Con esa frente tan grande, esa nariz respingona, esas orejas puntiagudas, esos ojos risueños… Sylvestre, el hombre de los bosques. Le va que ni pintado.

De todos los hijos de Hélène, Colette es mi preferida. No es bonita, pero tiene lo que yo más apreciaba en las mujeres cuando era joven: fuego. También sus ojos ríen, como su boca grande; sus cabellos negros y ligeros se escapan en pequeños bucles del chal, que se había echado sobre la cabeza, porque, según ella, la corriente le daba en el cuello. Dicen que se parece a Hélène de joven. Yo no me acuerdo. Desde que nació su cuarto hijo, el pequeño Loulou, que ahora tiene nueve años, ha engordado, y la mujer de cuarenta años y piel suave y ajada se superpone en mi memoria a la Hélène que conocí con veinte. Ahora tiene un aire de feliz placidez que relaja. Esa velada en mi casa era una visita de presentación oficial: tenía que conocer al novio de Colette. Es Jean Dorin, de los Dorin del Molino Nuevo, harineros de padres a hijos. Un hermoso río, verde y espumoso, pasa ante su molino. Yo iba allí a pescar truchas, cuando su padre aún vivía.

—Nos harás buenos platos de pescado, Colette —dije.

François no quería probar mi ponche: sólo bebía agua. Lleva una fina y puntiaguda perilla gris, que se acaricia suavemente.

—Cuando dejes este mundo, no tendrás que echarlo de menos, o más bien cuando el mundo te deje a ti, como ha hecho conmigo… —comenté, porque a veces tengo la sensación de que la vida me ha escupido como un mar encrespado y he ido a parar a una orilla triste, como una barca vieja aunque todavía resistente, pero con los colores desteñidos por el agua y corroídos por la sal—. Como no te gusta ni el vino, ni la caza ni las mujeres, no echarás nada de menos.

—Echaré de menos a mi mujer —dijo él sonriendo.

Fue entonces cuando Colette se sentó junto a su madre y le pidió:

—Mamá, cuéntame tu noviazgo con papá. Nunca me has hablado de vosotros. ¿Por qué? Sé que fue una historia novelesca, que os queríais desde hacía mucho tiempo… Nunca me lo has contado. ¿Por qué?

—Porque nunca me lo has preguntado.

—Pues te lo pregunto ahora.

Hélène se defendía riendo.

—Eso no es asunto tuyo —respondió.

—No quieres decirlo porque te da vergüenza. Por el primo Silvio no puede ser: seguro que lo sabe todo. ¿Es por Jean? Pero pronto será tu hijo, mamá, y tiene que conocerte como te conozco yo. ¡Cuánto me gustaría que él y yo viviéramos siempre como tú y papá! Estoy segura de que nunca os habéis peleado.
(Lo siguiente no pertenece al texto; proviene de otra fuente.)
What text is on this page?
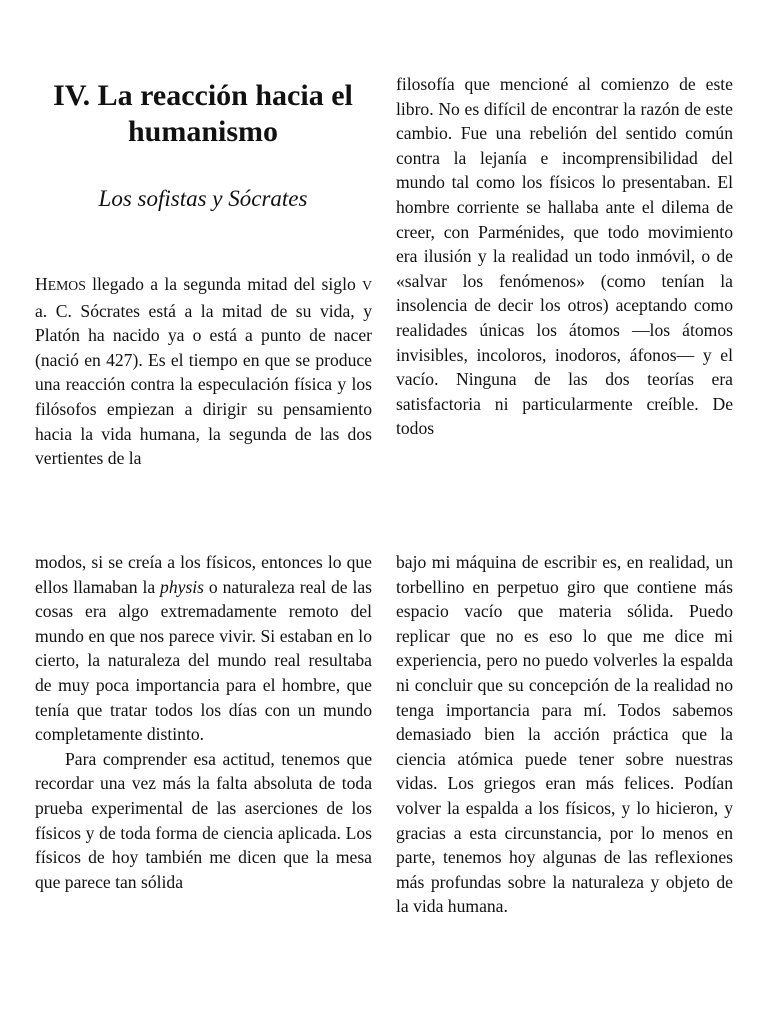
IV. La reacción hacia el humanismo
Los sofistas y Sócrates

HEMOS llegado a la segunda mitad del siglo V a. C. Sócrates está a la mitad de su vida, y Platón ha nacido ya o está a punto de nacer (nació en 427). Es el tiempo en que se produce una reacción contra la especulación física y los filósofos empiezan a dirigir su pensamiento hacia la vida humana, la segunda de las dos vertientes de la

filosofía que mencioné al comienzo de este libro. No es difícil de encontrar la razón de este cambio. Fue una rebelión del sentido común contra la lejanía e incomprensibilidad del mundo tal como los físicos lo presentaban. El hombre corriente se hallaba ante el dilema de creer, con Parménides, que todo movimiento era ilusión y la realidad un todo inmóvil, o de «salvar los fenómenos» (como tenían la insolencia de decir los otros) aceptando como realidades únicas los átomos —los átomos invisibles, incoloros, inodoros, áfonos— y el vacío. Ninguna de las dos teorías era satisfactoria ni particularmente creíble. De todos

modos, si se creía a los físicos, entonces lo que ellos llamaban la physis o naturaleza real de las cosas era algo extremadamente remoto del mundo en que nos parece vivir. Si estaban en lo cierto, la naturaleza del mundo real resultaba de muy poca importancia para el hombre, que tenía que tratar todos los días con un mundo completamente distinto.

Para comprender esa actitud, tenemos que recordar una vez más la falta absoluta de toda prueba experimental de las aserciones de los físicos y de toda forma de ciencia aplicada. Los físicos de hoy también me dicen que la mesa que parece tan sólida

bajo mi máquina de escribir es, en realidad, un torbellino en perpetuo giro que contiene más espacio vacío que materia sólida. Puedo replicar que no es eso lo que me dice mi experiencia, pero no puedo volverles la espalda ni concluir que su concepción de la realidad no tenga importancia para mí. Todos sabemos demasiado bien la acción práctica que la ciencia atómica puede tener sobre nuestras vidas. Los griegos eran más felices. Podían volver la espalda a los físicos, y lo hicieron, y gracias a esta circunstancia, por lo menos en parte, tenemos hoy algunas de las reflexiones más profundas sobre la naturaleza y objeto de la vida humana.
—No es por Jean —dijo Hélène—, sino por esos dos grandullones. —E indicó a sus hijos con una sonrisa.

Los chicos estaban sentados en el suelo, echando piñas al fuego.

Tenían los bolsillos llenos. Las piñas estallaban entre las llamas con un ruido fuerte y seco.

Georges y Henri, que tienen quince y trece años, respondieron:

—Si es por nosotros, adelante, no te apures. Vuestras historias de amor no nos interesan —añadió con desdén Georges, que ya está cambiando la voz.

En cuanto al pequeño Loulou, se había dormido. Pero Hélène meneaba la cabeza y no quería hablar. El novio de Colette intervino tímidamente:

—Forman ustedes una pareja modélica. Espero que nosotros… algún día… también…

Balbuceaba. Parece buen chico; tiene una cara delgada y agradable, y unos ojos bonitos e inquietos como los de una liebre. Es curioso que Hélène y Colette, madre e hija, hayan elegido como marido la misma clase de hombre, sensible, delicado, casi femenino, fácil de dominar y al mismo tiempo reservado, taciturno, casi pudibundo.

¡Qué distinto era yo, Dios mío! Los miraba a los siete. Estaba un poco aparte.

Habíamos cenado en la sala, que es el único lugar habitable de la casa, junto con la cocina. Duermo en una especie de buhardilla que hay en el granero.